No Longer in Language Limbo

No Longer in Language Limbo

Ed-tech startup Lingwing is innovating the way in which we learn online, by pioneering a math-based method, driving high engagement, and offering an impressive speech recognition system. Forbes Georgia’s Inge Snip went by their office on Saakadze Square to find out more from its CEO Vato Veliashvili.

German was definitely not my favorite subject in school, but when I was in 8th grade, my grades increasingly became better. My German teacher decided to equip us with a handy tool. Copied on a floppy disk (yes, that’s how old I am), a very basic computer program allowed us to remember the words we had to study for our tests.

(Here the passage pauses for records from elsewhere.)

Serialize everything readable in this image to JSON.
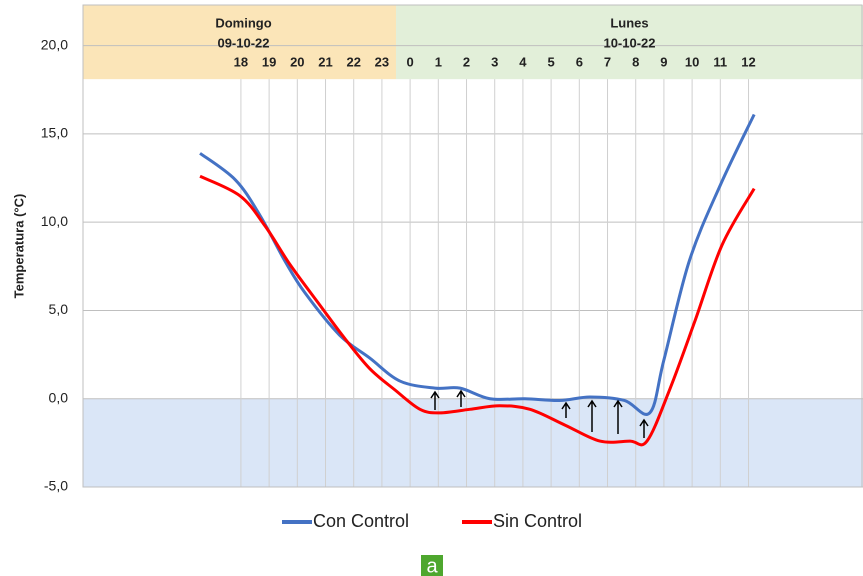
{
  "chart_data": {
    "type": "line",
    "y_label": "Temperatura (°C)",
    "xlim": [
      -5.6,
      22.06
    ],
    "ylim": [
      -5,
      22.3
    ],
    "xticks": [
      {
        "value": 0,
        "label": "18"
      },
      {
        "value": 1,
        "label": "19"
      },
      {
        "value": 2,
        "label": "20"
      },
      {
        "value": 3,
        "label": "21"
      },
      {
        "value": 4,
        "label": "22"
      },
      {
        "value": 5,
        "label": "23"
      },
      {
        "value": 6,
        "label": "0"
      },
      {
        "value": 7,
        "label": "1"
      },
      {
        "value": 8,
        "label": "2"
      },
      {
        "value": 9,
        "label": "3"
      },
      {
        "value": 10,
        "label": "4"
      },
      {
        "value": 11,
        "label": "5"
      },
      {
        "value": 12,
        "label": "6"
      },
      {
        "value": 13,
        "label": "7"
      },
      {
        "value": 14,
        "label": "8"
      },
      {
        "value": 15,
        "label": "9"
      },
      {
        "value": 16,
        "label": "10"
      },
      {
        "value": 17,
        "label": "11"
      },
      {
        "value": 18,
        "label": "12"
      }
    ],
    "yticks": [
      {
        "value": -5,
        "label": "-5,0"
      },
      {
        "value": 0,
        "label": "0,0"
      },
      {
        "value": 5,
        "label": "5,0"
      },
      {
        "value": 10,
        "label": "10,0"
      },
      {
        "value": 15,
        "label": "15,0"
      },
      {
        "value": 20,
        "label": "20,0"
      }
    ],
    "grid": true,
    "bands": [
      {
        "label": "Domingo",
        "date": "09-10-22",
        "from": -5.6,
        "to": 5.5,
        "color": "#fbe5b8"
      },
      {
        "label": "Lunes",
        "date": "10-10-22",
        "from": 5.5,
        "to": 22.06,
        "color": "#e2efd9"
      }
    ],
    "band_bottom": 18.1,
    "shade_below": 0,
    "shade_color": "#dae6f7",
    "legend": "bottom",
    "panel_label": "a",
    "panel_label_color": "#4ea72e",
    "series": [
      {
        "name": "Con Control",
        "color": "#4472c4",
        "x": [
          -1.45,
          -0.2,
          0.67,
          1.56,
          2.27,
          3.5,
          4.57,
          5.64,
          6.88,
          7.77,
          8.83,
          10.07,
          11.3,
          12.38,
          13.6,
          14.5,
          15.0,
          15.9,
          17.0,
          18.2
        ],
        "values": [
          13.9,
          12.4,
          10.4,
          7.8,
          6.0,
          3.6,
          2.3,
          1.0,
          0.6,
          0.6,
          0.0,
          0.0,
          -0.1,
          0.1,
          -0.1,
          -0.8,
          2.2,
          7.8,
          12.1,
          16.1
        ]
      },
      {
        "name": "Sin Control",
        "color": "#ff0000",
        "x": [
          -1.45,
          -0.04,
          0.85,
          1.74,
          2.8,
          3.69,
          4.57,
          5.46,
          6.35,
          7.06,
          8.12,
          9.18,
          10.25,
          11.5,
          12.73,
          13.8,
          14.4,
          15.2,
          16.1,
          17.06,
          18.2
        ],
        "values": [
          12.6,
          11.5,
          9.8,
          7.6,
          5.3,
          3.4,
          1.7,
          0.5,
          -0.6,
          -0.8,
          -0.6,
          -0.4,
          -0.6,
          -1.5,
          -2.4,
          -2.4,
          -2.4,
          0.5,
          4.4,
          8.7,
          11.9
        ]
      }
    ]
  }
}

I enjoyed not having to write down by hand all the words, a thousand times, so I genuinely wanted to use it for my other classes as well, but it was only limited to German. I browsed the dial-up 64-128kbps internet and found the program in a corner of the web, one where you could manually insert the content you wanted to study. I used this program up till university. But it was quite labor intensive and would only work for remembering words, terms, dates, and places.

Later, I realized that the languages I speak best, are those that I am ‘forced’ to use. I could even go as far as claiming that my Georgian, a language I never officially studied, is better than my French, which I was taught in school for eight years.

And that is what the ed-tech startup Lingwing is after. Through high engagement, interactive exercises, and a mathematical learning method, Lingwing’s interactive free platform for learning languages is pioneering online learning. And they are doing so, quite successfully.

Vato Veliashvili, Lingwing’s CEO enthusiastically tells me about the platform’s innovative approach and their users’ overwhelmingly positive feedback.

“It works because we’ve designed the platform from the user’s perspective, instead of taking offline learning methods online,” Vato tells me, “that just doesn’t work.”

Learning a new language can be a long and painful process. And whether at school, at a language center, or with a private teacher, the hardest part is just simply remembering all of it and engraving it in your brain.

“We wanted to shorten the time it takes to learn a language,” Vato says, adding that the platform uses a logical learning order, makes you feel as if you were practicing with a native speaker with their own developed speech recognition add-on (which utilizes Siri and Google speech, essentially optimizing them), and is focused around the so-called spaced repetition system.

The 27-year-old Vato, who wrote his first program in a week without knowing any coding when he was only fifteen-years-old, was inspired to create the new language learning platformby his father, and current business partner David. While living in Moscow, David decided he wanted to study English, but failed to find online platforms that actually worked. So he called his son to ask if there were any existing platforms coming from Georgia. This was 2010.

Vato and his father created teach.ge, a prototype preceding Lingwing, which gained about 100,000 active users.

But it wasn’t until their first seed funding by Bank of Georgia’s VegaLab in 2015, and the Georgian Innovation and Technology Agency’s Startup Georgia’s competition that the development of Lingwing could start in earnest.

“We now employ 12 people and are working towards becoming profitable through our freemium plan,” Vato says, explaining that anyone can use the platform for free, but to be able to execute additional daily tasks, they’ve created packages, with funky names such as lazybones (free), diligent (₾19 per month), plodder (₾49 per month), and polyglot (₾69 per month). Nearly 5% of their customers are currently on a paid plan.

In February of 2017, Lingwing was officially launched and reached over 20,000 registered users in less than four months. That’s impressive, to say the least.

Facebook, the world’s largest social network site, grew to 1 million users in their first year. Their target market was the US with 321.4 million possible users. Lingwing, which currently only targets the Georgian market, has in four months convinced 0.005% of the roughly 4 million Georgians in their target market to join. With Facebook – in one year – this was only 0.003%.

Currently, the start-up relies mostly on word-of-mouth advertising, Vato says.

But before Lingwing was launched, teach.ge – its predecessor –had already produced several different success stories, Vato tells me.

One of them was Giorgi Dzigoshvili, and who at the time was only eight-years-old and really wanted to learn English. Unfortunately, his parents struggled to find a private teacher in their hometown of Mtskheta.

Determined to learn the language, Dzigoshvili searched online and found teach.ge. A year later, after having only spent 120 hours on the platform reaching an A1/A2 level, he won the King’s Competition. He accomplished this feat two more times after that. He was completely self-taught through the platform.

Such success stories could serve the platform with extremely effective marketing material. That is why they are currently looking for additional funding, which they will mostly spend on marketing Lingwing. But not just in Georgia. Lingwing plans to start marketing in neighboring countries like Turkey and Russia, moving to the US after, and finally, focus their energy on the Asian market –which might be the largest market for ed-tech startups.

Last March, Vato was in Silicon Valley to talk with potential investors to fund their next round. And the talks went well.

“We met with many potential investors, and were very surprised by the amount of interest in our product,” says a proud Vato, adding that investors immediately saw the competitive advantages of the platform.

“Right now, we’re sharing our metrics on a frequent basis with one of the investors, and we’re positive our numbers will make him happy.”